Last night our friends were over, and we sat out on the deck, listened to Barenaked Ladies, and laughed about the ridiculous things our children do. One friend and I reminisced about CFNY, a radio station out of Toronto that was THE radio station of my teen years. Back then I made a mix tape by listening patiently, pressing record when my favorite songs came on, and inevitably catching the DJ promo over the first few bars. (In case you’re wondering, yes, I do still own that mix tape and all my other mix tapes despite the fact that I no longer have the ability to listen to them thanks to my new tapedeck-less minivan. Pardon me while I weep a little.) Now, I can go to YouTube or library streaming and cue up my faves. I’m listening to The Lightening Seeds while I type this and feel transported to my angsty sixteen-year old self. “Don’t sell the dreams you should be keeping.” Yup.

crucible

circa 1992

There are days when I miss that version of myself.
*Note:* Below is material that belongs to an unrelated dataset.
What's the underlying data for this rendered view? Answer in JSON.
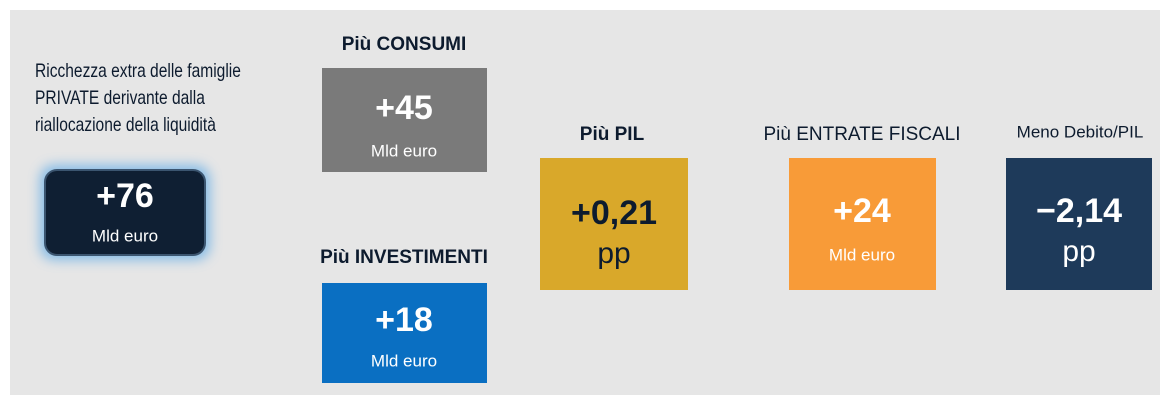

Young and free of wrinkles and adult responsibilities. Look at this girl. She is happy, in her element, ready to take on the world. I didn’t give a crap about what people thought about me. Okay, maybe I did. But I was in theater (this photo was taken backstage during our performance of The Crucible — I may have let being the lead get to my head) and loved being on stage. Loved the attention as long as it meant I got to be someone else.
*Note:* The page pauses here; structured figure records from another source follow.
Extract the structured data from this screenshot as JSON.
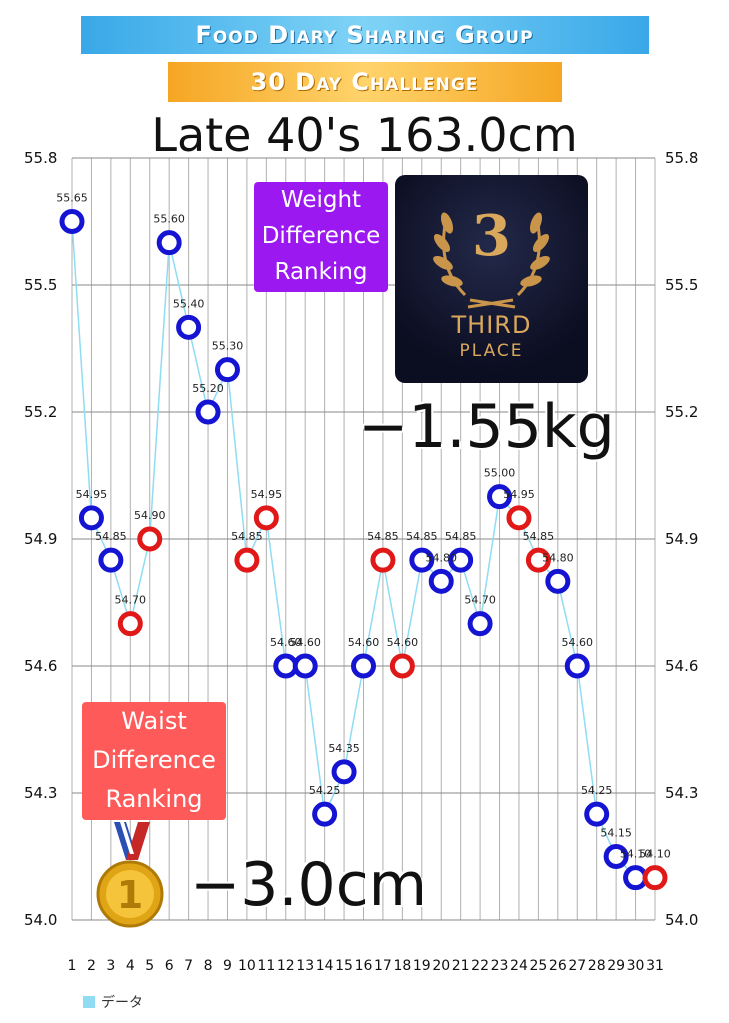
{
  "header": {
    "banner_1": "Food Diary Sharing Group",
    "banner_2": "30 Day Challenge",
    "subtitle": "Late 40's  163.0cm"
  },
  "badges": {
    "weight_ranking": [
      "Weight",
      "Difference",
      "Ranking"
    ],
    "waist_ranking": [
      "Waist",
      "Difference",
      "Ranking"
    ],
    "third_place_numeral": "3",
    "third_place_text": [
      "THIRD",
      "PLACE"
    ],
    "medal_numeral": "1"
  },
  "results": {
    "weight_difference": "−1.55kg",
    "waist_difference": "−3.0cm"
  },
  "legend": {
    "series_name": "データ"
  },
  "colors": {
    "line": "#8fdcf3",
    "marker_blue": "#1414d2",
    "marker_red": "#e01818",
    "grid": "#b0b0b0",
    "weight_badge": "#9b19f0",
    "waist_badge": "#ff5a5a"
  },
  "chart_data": {
    "type": "line",
    "x": [
      1,
      2,
      3,
      4,
      5,
      6,
      7,
      8,
      9,
      10,
      11,
      12,
      13,
      14,
      15,
      16,
      17,
      18,
      19,
      20,
      21,
      22,
      23,
      24,
      25,
      26,
      27,
      28,
      29,
      30,
      31
    ],
    "series": [
      {
        "name": "データ",
        "values": [
          55.65,
          54.95,
          54.85,
          54.7,
          54.9,
          55.6,
          55.4,
          55.2,
          55.3,
          54.85,
          54.95,
          54.6,
          54.6,
          54.25,
          54.35,
          54.6,
          54.85,
          54.6,
          54.85,
          54.8,
          54.85,
          54.7,
          55.0,
          54.95,
          54.85,
          54.8,
          54.6,
          54.25,
          54.15,
          54.1,
          54.1
        ],
        "marker_colors": [
          "blue",
          "blue",
          "blue",
          "red",
          "red",
          "blue",
          "blue",
          "blue",
          "blue",
          "red",
          "red",
          "blue",
          "blue",
          "blue",
          "blue",
          "blue",
          "red",
          "red",
          "blue",
          "blue",
          "blue",
          "blue",
          "blue",
          "red",
          "red",
          "blue",
          "blue",
          "blue",
          "blue",
          "blue",
          "red"
        ]
      }
    ],
    "data_labels": [
      "55.65",
      "54.95",
      "54.85",
      "54.70",
      "54.90",
      "55.60",
      "55.40",
      "55.20",
      "55.30",
      "54.85",
      "54.95",
      "54.60",
      "54.60",
      "54.25",
      "54.35",
      "54.60",
      "54.85",
      "54.60",
      "54.85",
      "54.80",
      "54.85",
      "54.70",
      "55.00",
      "54.95",
      "54.85",
      "54.80",
      "54.60",
      "54.25",
      "54.15",
      "54.10",
      "54.10"
    ],
    "yticks": [
      "54.0",
      "54.3",
      "54.6",
      "54.9",
      "55.2",
      "55.5",
      "55.8"
    ],
    "xticks": [
      "1",
      "2",
      "3",
      "4",
      "5",
      "6",
      "7",
      "8",
      "9",
      "10",
      "11",
      "12",
      "13",
      "14",
      "15",
      "16",
      "17",
      "18",
      "19",
      "20",
      "21",
      "22",
      "23",
      "24",
      "25",
      "26",
      "27",
      "28",
      "29",
      "30",
      "31"
    ],
    "ylim": [
      54.0,
      55.8
    ],
    "xlim": [
      1,
      31
    ],
    "grid": true,
    "legend_position": "bottom-left"
  }
}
I still do. Our babysitter came to expect strange costumes and makeup whenever she came over as we’ve been known to attend a themed event or two. Or ten.

What else has changed/not changed? Then: the majority of my wardrobe came from my brother’s closet (see jeans above) and the thrift store. Now: everything I’m wearing today came from a second hand clothing store and my shoes and purse were my mom’s. I’m not cheap (okay, maybe a little), but I’ve never put value in things. I’d rather spend my money on experiences and my time doing anything but shopping.

Then: I loved playing soccer. Now: I watch it. Tried to coach it. Desperately miss the days when I could run without my knees aching. Practice yoga instead.

Then: I felt safe with my group of friends, but never really fit the suburban mold. Now: Same. We came back here to raise our boys; it’s a great little town and I have good friends who I adore, but in my soul I know this is not where I belong. Where that is exactly, I’m not sure. Hopefully I have a few more decades to figure that out. In the meantime I try to take advantage of every opportunity to be my authentic self. The one who makes crude jokes and laughs too loud, who isn’t afraid to speak her mind or dance alone on the dance floor while singing off-key, who is fiercely loyal to the point of getting burned.

Then: I may have appeared confident on the surface, but I worried all the time. Still do. Only now I have the courage to push past the fear and anxiety and go after the things I want. 25 years has at least given me that, along with gray hairs I will be dyeing tomorrow just in time for the reunion. Hey, it’s still my authentic self. Just a bit more improved. Version 2.0.